Presently, there is no publicly available safe vaccine so mosquito control and bite prevention are the only methods to prevent dengue.
The WHO estimates that there are 2.5 billion people living in areas at risk. That’s approximately 40% of the world’s population. In 1970, there were only nine countries with Dengue Fever, and that list has grown to more than 100 countries. With the Aedes mosquito acting as the vector or carrying agent, it’s easy to see the explosive growth the mosquito species has had and its success in spreading the disease.
Researchers are attempting to link increased global temperatures and rainfall with the increased dengue activity. The idea that warmer weather leads to increased mosquitoes and mosquito breeding grounds are nothing new, especially combined with standing water which allows the mosquitoes to have an ideal breeding ground.

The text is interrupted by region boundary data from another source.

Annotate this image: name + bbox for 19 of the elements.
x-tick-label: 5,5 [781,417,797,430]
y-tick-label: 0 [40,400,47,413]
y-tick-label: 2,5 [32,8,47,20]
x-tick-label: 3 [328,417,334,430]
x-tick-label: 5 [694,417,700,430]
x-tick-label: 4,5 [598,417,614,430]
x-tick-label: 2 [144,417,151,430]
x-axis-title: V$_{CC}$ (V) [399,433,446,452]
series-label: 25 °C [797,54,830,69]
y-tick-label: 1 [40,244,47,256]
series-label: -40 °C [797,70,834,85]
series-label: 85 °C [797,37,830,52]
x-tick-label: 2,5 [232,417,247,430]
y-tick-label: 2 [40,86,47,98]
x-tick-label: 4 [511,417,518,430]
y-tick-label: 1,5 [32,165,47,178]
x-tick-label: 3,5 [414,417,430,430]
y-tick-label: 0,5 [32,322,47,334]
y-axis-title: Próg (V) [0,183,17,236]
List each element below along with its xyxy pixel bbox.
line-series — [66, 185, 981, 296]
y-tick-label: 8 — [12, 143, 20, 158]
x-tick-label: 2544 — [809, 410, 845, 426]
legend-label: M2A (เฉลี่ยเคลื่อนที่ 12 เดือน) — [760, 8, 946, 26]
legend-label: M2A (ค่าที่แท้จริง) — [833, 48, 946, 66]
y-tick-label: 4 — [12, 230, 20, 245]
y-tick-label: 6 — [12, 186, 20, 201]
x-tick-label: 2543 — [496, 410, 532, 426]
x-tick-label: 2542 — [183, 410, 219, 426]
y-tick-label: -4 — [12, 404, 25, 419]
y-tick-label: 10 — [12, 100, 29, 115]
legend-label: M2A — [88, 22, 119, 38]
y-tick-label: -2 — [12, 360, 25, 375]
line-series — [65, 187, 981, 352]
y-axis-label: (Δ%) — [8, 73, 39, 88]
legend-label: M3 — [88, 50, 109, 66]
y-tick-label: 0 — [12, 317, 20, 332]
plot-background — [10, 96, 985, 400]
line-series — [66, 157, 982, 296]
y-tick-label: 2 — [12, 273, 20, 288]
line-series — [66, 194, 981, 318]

The best way to avoid Dengue Fever is to not get bitten by mosquitoes. Use a multi-step approach of using a mosquito net, if sleeping outdoors or with open windows, applying insect repellent to the skin, and wearing permeation-treated clothing and long sleeves and pants when outdoors.
Avoid areas with standing water such as upturned canisters, flower pots, tires that may contain water and lakes or large puddles. Public health campaigns focus on the destruction of these standing water breeding grounds and implementing proper water storage options to at least try to eliminate or decrease the Aedes mosquito population.
Travelers headed to areas with Dengue Fever activity should travel prepared. Caution should also be used when looking at the time of year, especially during rainy seasons. Dengue is not be going away anytime soon and savvy travelers need to be aware of it and start getting used to taking proper precautions.